Heartbleed: (Not) one in a million
April 11, 2014
The Heartbleed epidemic of the past couple days is a perfect example of the fine lines walked by computer programmers, as there's typically only one w...
What we know so far about Heartbleed is that a memory-handling bug in the Heartbeat Extension of the Transport Layer Security (TLS) protocol caused a vulnerability in the “secure” communications path between clients and servers (think the timeout warnings you receive in online banking sessions). Essentially, this resulted in what Todd Ouska, Chief Technology Officer at wolfSSL in Edmonds, Washington (www.yassl.com) calls a “sneaky” reveal of servers’ memory that could expose critical pieces of information.
“The Heartbeat Extension allows a client to tell the server that ‘hey, I’m still here,’ just to tell the peer that you’re still around and don’t close down yet,” Ouska says. “Basically the client sends some data to the server and the server echoes back to let the peer know that it’s still there. This usually requires 1 byte of information.

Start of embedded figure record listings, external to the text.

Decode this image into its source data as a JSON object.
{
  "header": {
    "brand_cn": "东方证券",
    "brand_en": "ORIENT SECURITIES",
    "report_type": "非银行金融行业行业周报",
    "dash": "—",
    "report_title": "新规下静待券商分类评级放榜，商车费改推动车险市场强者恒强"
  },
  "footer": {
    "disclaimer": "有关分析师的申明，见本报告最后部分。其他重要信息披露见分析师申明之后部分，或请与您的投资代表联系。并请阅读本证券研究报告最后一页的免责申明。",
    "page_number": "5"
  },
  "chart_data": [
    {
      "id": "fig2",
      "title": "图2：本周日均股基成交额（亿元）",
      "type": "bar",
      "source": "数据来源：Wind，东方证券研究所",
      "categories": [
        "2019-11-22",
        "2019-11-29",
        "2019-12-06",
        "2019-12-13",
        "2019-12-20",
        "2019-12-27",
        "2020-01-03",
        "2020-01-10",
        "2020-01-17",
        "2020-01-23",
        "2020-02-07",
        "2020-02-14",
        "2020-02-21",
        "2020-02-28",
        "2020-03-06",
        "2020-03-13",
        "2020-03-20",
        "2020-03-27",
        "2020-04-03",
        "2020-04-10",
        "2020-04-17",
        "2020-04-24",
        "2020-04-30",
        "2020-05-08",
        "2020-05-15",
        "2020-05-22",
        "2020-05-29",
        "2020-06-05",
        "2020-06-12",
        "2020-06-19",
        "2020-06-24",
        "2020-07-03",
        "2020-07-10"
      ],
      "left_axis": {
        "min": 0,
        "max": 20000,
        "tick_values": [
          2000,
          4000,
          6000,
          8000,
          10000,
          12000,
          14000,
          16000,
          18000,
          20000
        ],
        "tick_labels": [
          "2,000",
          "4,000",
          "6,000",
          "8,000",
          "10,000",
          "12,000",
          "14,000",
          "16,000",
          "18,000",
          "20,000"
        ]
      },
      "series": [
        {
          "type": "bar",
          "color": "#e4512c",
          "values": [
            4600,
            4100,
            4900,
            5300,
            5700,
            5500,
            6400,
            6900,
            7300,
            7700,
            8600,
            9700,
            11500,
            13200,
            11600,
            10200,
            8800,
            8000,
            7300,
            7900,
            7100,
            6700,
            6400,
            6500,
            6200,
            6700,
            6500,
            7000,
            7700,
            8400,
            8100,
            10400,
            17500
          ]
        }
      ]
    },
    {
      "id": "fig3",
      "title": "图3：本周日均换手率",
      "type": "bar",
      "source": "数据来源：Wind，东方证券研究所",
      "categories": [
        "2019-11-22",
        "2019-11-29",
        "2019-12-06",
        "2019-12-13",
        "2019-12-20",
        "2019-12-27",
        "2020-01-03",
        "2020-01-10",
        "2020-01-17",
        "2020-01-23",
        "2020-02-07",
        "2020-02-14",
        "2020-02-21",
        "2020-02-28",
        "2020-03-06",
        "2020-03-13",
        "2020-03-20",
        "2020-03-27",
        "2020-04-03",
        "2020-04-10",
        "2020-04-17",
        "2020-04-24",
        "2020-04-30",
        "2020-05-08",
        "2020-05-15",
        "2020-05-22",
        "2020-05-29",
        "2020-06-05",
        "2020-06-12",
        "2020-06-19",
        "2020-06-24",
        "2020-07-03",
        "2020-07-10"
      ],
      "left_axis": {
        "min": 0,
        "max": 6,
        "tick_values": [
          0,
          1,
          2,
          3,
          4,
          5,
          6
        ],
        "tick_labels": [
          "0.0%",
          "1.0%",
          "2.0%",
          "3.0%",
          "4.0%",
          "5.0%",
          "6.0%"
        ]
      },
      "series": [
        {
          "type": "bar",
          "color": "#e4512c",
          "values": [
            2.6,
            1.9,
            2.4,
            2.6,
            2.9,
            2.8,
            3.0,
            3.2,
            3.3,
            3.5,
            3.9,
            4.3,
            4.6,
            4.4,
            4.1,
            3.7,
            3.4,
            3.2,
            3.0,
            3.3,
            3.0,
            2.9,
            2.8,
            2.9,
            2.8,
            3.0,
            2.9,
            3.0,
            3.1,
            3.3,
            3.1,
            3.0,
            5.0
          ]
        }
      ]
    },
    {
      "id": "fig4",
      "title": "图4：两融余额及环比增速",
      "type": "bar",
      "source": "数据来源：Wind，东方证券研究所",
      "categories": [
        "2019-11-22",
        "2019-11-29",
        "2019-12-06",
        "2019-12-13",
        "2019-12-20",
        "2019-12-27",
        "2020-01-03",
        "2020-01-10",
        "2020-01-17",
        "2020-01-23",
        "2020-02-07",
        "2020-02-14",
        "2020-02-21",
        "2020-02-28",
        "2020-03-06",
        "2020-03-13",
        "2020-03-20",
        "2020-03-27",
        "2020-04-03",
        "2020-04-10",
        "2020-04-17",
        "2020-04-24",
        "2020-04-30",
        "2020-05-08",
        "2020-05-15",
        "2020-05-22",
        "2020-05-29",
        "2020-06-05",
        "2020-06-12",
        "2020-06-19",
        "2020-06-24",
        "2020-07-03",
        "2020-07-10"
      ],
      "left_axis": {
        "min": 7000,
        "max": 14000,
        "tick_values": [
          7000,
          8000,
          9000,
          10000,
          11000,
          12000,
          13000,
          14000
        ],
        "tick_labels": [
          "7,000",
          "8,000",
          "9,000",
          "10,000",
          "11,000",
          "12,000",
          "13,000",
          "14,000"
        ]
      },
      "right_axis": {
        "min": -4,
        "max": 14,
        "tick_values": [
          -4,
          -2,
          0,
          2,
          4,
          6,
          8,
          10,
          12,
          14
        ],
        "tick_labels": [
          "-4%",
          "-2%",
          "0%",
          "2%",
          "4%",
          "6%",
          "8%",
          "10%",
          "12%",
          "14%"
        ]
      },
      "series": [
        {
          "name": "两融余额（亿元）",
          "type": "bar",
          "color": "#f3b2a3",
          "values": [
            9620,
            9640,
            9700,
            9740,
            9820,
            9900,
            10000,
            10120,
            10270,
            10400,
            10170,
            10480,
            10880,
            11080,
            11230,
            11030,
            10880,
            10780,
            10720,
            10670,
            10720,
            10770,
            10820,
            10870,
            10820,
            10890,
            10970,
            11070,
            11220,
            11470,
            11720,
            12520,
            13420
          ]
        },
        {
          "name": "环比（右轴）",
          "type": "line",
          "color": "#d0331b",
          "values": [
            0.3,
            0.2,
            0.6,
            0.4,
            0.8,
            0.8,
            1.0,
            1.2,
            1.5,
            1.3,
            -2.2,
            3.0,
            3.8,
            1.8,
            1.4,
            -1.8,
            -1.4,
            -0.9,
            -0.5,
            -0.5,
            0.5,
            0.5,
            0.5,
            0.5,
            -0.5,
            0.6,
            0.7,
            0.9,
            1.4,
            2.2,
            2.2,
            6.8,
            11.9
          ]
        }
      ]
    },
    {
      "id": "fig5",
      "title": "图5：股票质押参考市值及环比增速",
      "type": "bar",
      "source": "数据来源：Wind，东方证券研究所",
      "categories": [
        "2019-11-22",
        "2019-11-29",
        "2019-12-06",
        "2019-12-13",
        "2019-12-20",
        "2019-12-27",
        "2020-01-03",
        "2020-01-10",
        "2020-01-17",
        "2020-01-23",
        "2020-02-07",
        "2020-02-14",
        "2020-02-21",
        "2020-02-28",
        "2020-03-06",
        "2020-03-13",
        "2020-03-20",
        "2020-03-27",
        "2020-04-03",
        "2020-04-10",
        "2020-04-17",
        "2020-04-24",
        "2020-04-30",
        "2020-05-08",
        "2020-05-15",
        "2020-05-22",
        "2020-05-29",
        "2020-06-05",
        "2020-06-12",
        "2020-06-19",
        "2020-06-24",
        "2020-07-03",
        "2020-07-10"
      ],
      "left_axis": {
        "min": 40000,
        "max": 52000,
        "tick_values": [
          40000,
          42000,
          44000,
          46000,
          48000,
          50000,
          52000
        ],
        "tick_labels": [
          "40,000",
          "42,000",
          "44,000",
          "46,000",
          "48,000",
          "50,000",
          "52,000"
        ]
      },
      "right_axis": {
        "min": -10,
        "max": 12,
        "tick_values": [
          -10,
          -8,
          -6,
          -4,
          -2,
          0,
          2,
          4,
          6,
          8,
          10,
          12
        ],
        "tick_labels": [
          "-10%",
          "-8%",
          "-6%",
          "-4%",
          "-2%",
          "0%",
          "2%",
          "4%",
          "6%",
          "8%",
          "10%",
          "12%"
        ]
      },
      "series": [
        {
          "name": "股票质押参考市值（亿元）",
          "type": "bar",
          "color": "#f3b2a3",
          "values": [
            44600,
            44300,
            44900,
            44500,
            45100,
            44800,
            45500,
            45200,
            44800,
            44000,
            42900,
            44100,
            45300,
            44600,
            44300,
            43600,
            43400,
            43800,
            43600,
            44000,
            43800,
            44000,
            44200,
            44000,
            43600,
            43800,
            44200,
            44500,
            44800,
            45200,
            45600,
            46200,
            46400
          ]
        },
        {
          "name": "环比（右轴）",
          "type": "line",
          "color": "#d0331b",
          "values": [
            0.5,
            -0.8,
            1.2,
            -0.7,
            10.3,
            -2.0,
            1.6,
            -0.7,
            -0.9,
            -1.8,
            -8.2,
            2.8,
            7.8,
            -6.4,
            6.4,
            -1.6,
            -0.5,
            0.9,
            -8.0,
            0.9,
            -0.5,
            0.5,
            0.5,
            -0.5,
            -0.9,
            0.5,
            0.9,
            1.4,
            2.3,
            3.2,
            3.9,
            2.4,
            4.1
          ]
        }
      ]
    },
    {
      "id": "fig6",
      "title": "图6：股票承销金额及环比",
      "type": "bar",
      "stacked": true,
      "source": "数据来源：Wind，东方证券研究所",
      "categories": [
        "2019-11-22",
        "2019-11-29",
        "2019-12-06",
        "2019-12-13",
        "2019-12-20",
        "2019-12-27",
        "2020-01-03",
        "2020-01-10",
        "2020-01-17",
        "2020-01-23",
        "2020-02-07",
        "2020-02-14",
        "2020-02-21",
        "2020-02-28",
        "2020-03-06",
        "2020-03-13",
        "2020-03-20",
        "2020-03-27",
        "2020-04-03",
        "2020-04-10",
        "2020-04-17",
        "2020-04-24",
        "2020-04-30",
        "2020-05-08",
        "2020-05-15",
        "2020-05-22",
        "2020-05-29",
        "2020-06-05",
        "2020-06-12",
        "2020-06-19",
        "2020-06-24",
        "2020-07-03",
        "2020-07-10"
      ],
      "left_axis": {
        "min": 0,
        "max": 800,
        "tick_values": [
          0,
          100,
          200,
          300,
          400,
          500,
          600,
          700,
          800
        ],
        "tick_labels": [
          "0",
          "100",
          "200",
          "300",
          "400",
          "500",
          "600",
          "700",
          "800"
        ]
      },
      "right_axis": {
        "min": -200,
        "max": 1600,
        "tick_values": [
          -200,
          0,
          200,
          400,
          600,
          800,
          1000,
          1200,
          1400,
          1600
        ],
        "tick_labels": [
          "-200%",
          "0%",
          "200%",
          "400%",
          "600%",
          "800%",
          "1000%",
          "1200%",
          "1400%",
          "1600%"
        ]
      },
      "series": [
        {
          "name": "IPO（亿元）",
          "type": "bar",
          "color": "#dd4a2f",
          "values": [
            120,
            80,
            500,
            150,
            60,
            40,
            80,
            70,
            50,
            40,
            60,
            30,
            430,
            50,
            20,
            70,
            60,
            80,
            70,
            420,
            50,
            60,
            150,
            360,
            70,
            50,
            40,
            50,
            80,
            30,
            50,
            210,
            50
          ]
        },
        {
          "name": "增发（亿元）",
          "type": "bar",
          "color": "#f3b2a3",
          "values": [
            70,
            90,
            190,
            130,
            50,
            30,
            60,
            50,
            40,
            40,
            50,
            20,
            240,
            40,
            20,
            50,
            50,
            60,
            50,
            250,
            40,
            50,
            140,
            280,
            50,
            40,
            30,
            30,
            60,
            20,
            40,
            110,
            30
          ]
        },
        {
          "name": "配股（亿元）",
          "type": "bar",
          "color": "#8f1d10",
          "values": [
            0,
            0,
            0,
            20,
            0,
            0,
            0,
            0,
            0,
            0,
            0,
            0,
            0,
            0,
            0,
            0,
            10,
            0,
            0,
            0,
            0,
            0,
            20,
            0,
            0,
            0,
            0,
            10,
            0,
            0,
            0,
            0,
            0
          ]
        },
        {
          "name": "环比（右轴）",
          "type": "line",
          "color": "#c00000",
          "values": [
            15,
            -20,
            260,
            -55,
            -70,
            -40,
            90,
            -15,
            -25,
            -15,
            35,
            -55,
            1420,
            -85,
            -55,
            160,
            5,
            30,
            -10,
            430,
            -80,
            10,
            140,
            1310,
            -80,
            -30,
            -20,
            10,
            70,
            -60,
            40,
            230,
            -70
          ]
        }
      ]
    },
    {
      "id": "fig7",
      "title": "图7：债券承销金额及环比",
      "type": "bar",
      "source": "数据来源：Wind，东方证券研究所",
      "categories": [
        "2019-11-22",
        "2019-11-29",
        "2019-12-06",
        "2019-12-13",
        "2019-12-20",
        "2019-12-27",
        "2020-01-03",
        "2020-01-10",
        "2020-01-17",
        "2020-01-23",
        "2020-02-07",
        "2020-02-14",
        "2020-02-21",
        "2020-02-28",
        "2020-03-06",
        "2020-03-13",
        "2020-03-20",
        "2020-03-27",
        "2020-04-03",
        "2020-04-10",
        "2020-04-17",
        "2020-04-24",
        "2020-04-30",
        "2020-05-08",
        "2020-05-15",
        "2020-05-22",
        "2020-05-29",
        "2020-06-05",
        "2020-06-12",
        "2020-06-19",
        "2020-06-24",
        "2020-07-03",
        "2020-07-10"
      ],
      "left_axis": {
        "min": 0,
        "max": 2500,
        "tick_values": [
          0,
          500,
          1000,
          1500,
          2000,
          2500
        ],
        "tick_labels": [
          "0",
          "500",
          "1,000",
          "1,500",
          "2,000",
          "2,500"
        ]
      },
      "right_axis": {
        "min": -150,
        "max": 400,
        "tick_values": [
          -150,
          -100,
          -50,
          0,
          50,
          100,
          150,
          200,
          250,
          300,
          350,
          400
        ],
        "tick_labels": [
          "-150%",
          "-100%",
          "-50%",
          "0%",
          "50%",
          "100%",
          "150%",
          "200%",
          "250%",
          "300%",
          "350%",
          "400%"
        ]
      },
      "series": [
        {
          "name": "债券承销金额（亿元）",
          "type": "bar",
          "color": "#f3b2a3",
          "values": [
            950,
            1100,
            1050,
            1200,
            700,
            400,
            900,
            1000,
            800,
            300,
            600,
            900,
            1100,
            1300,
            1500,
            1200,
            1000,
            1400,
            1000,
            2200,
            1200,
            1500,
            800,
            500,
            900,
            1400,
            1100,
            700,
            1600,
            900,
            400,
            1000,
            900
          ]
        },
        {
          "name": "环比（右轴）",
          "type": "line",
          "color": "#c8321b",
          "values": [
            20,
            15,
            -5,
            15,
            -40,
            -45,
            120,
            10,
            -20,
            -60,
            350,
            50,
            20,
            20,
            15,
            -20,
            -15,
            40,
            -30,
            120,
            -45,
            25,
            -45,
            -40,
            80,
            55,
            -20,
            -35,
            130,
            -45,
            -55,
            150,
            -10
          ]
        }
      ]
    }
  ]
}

“Heartbleed is sneaky because when the client sends its 1 byte of information, the echo back from the server [could be] 64 kilobytes of RAM information that can include recently accessed code, keys, and so on,” he continues. “The people that found the bug said they were even able to find passwords and the server’s secret key. It’s basically allowing access to server memory, so anything that the servers accessed recently is vulnerable.”
Though wolfSSL products are based off of original code and do not use OpenSSL as a baseline, Ouska notes that the vulnerability was patched as soon as OpenSSL was informed, and that web servers running vulnerable versions should move to higher versions or at least recompile with the Heartbeat Extension turned off. He also suggested referencing the Heartbleed Common Vulnerabilities and Exposure (CVE) entry, CVE-2014-0160.
How Heartbleed happened
Though it’s difficult to speculate how Heartbleed made it through the OpenSSL approval process and went undetected for more than two years, Ouska cites difficulties working with the C programming language prevalent in server-class and embedded systems as a possible explanation for how the buggy code was inserted.
“It’s impossible to always get it perfectly right,” Ouska explains. “The [Heartbleed] bug is specific to a [programming] platform. It’s somewhat inherent in the C programming language in that it’s easy to shoot yourself in the foot. C is highly prevalent in the embedded space and server space, and I wouldn’t say it’s easy to work with.
“Higher level languages don’t give you access to memory in the same way,” he continues. “C has something called pointers that allow you to have access to RAM. Something like this bug would forget to check RAM and gives the opportunity for memory to be leaked.”
C is commonly used in embedded applications because of its flexibility and small memory footprint, which are baseline requirements for many low-power, deterministic systems. While higher level languages can protect you from code errors like that of Heartbleed, they do so at the cost of performance and power.
To protect against these errors, wolfSSL employs peer review, auditing, thorough testing, and reuse when coding their CyaSSL and other Secure Sockets Layer (SSL) libraries, as well as both static and dynamic analysis tools, Ouska says. A foundation of best practices is the safest “way to get it perfectly right.”